On Thursday afternoon, the drilling rig PM-119, which served the Tuzandepetl-331 Gap in the Ixhuatlán del Sureste municipality of Veracruz, caught fire without an announced cause. Pemex also noted that efforts to locate the remaining three missing workers continue.
Pemex provided an update on the injured personnel: the two workers are receiving care in a public hospital under stable conditions. They will undergo cleaning procedures, and teams will persist in investigating the factors that led to this incident. The fire could be seen from several kilometers away, affecting different areas across the southern state of Veracruz. Pemex stated that efforts to determine the fire’s causes at the drilling equipment are ongoing, and ground cleaning activities will proceed.
The facilities where the blaze started are part of the Tuzandepetl Strategic Storage Facility’s space rehabilitation project in the Ixhuatlán del Sureste municipality, Veracruz.

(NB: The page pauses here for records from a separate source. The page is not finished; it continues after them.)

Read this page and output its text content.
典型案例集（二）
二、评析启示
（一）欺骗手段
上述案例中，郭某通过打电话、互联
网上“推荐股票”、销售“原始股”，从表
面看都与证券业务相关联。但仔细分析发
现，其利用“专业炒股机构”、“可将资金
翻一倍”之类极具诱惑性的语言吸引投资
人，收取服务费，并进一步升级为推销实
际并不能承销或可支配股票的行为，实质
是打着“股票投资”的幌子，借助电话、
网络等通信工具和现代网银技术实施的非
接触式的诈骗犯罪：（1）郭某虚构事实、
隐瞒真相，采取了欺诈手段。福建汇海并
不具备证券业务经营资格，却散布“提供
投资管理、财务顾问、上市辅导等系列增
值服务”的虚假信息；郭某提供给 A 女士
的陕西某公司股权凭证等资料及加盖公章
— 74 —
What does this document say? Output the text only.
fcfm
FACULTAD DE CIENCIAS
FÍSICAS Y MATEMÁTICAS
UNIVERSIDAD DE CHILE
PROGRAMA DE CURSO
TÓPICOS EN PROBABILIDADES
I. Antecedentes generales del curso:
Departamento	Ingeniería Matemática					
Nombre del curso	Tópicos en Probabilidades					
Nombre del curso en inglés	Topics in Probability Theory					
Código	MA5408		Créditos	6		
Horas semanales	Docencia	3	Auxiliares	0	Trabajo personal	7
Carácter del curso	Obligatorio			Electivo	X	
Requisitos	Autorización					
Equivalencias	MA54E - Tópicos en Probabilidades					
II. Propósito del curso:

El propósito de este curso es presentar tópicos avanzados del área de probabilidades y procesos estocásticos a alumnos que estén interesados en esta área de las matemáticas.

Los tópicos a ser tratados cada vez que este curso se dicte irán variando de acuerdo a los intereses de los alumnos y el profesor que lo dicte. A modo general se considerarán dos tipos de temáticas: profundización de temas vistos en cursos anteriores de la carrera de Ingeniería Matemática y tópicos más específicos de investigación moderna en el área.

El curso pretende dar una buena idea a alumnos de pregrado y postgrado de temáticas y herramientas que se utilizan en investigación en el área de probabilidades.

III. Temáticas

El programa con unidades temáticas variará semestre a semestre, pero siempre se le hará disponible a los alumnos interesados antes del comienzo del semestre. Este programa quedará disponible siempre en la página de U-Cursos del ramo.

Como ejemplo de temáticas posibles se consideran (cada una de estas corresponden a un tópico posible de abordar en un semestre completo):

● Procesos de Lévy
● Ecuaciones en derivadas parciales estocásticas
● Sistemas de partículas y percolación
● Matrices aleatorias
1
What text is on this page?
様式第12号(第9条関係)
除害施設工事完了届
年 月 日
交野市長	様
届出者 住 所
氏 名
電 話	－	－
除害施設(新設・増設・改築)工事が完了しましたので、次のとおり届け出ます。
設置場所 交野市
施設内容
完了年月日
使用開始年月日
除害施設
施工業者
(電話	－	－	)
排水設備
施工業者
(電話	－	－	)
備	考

Earlier on Thursday, before the Tuzandepetl incident, an initial fire was reported at the Lázaro Cárdenas refinery in Minatitlán. The refinery is among Latin America’s largest, and five additional workers sustained first and second degree burns. Pemex indicated that product spillage onto a hot surface was the likely trigger for that fire.
Officials stressed that the investigation aims to establish precise causes for both incidents, while rescue crews and safety teams continue to secure the affected sites and assess any ongoing risks. The company emphasized its commitment to transparency in reporting the developments and to taking corrective measures to prevent future events across its operations in Veracruz and other facilities.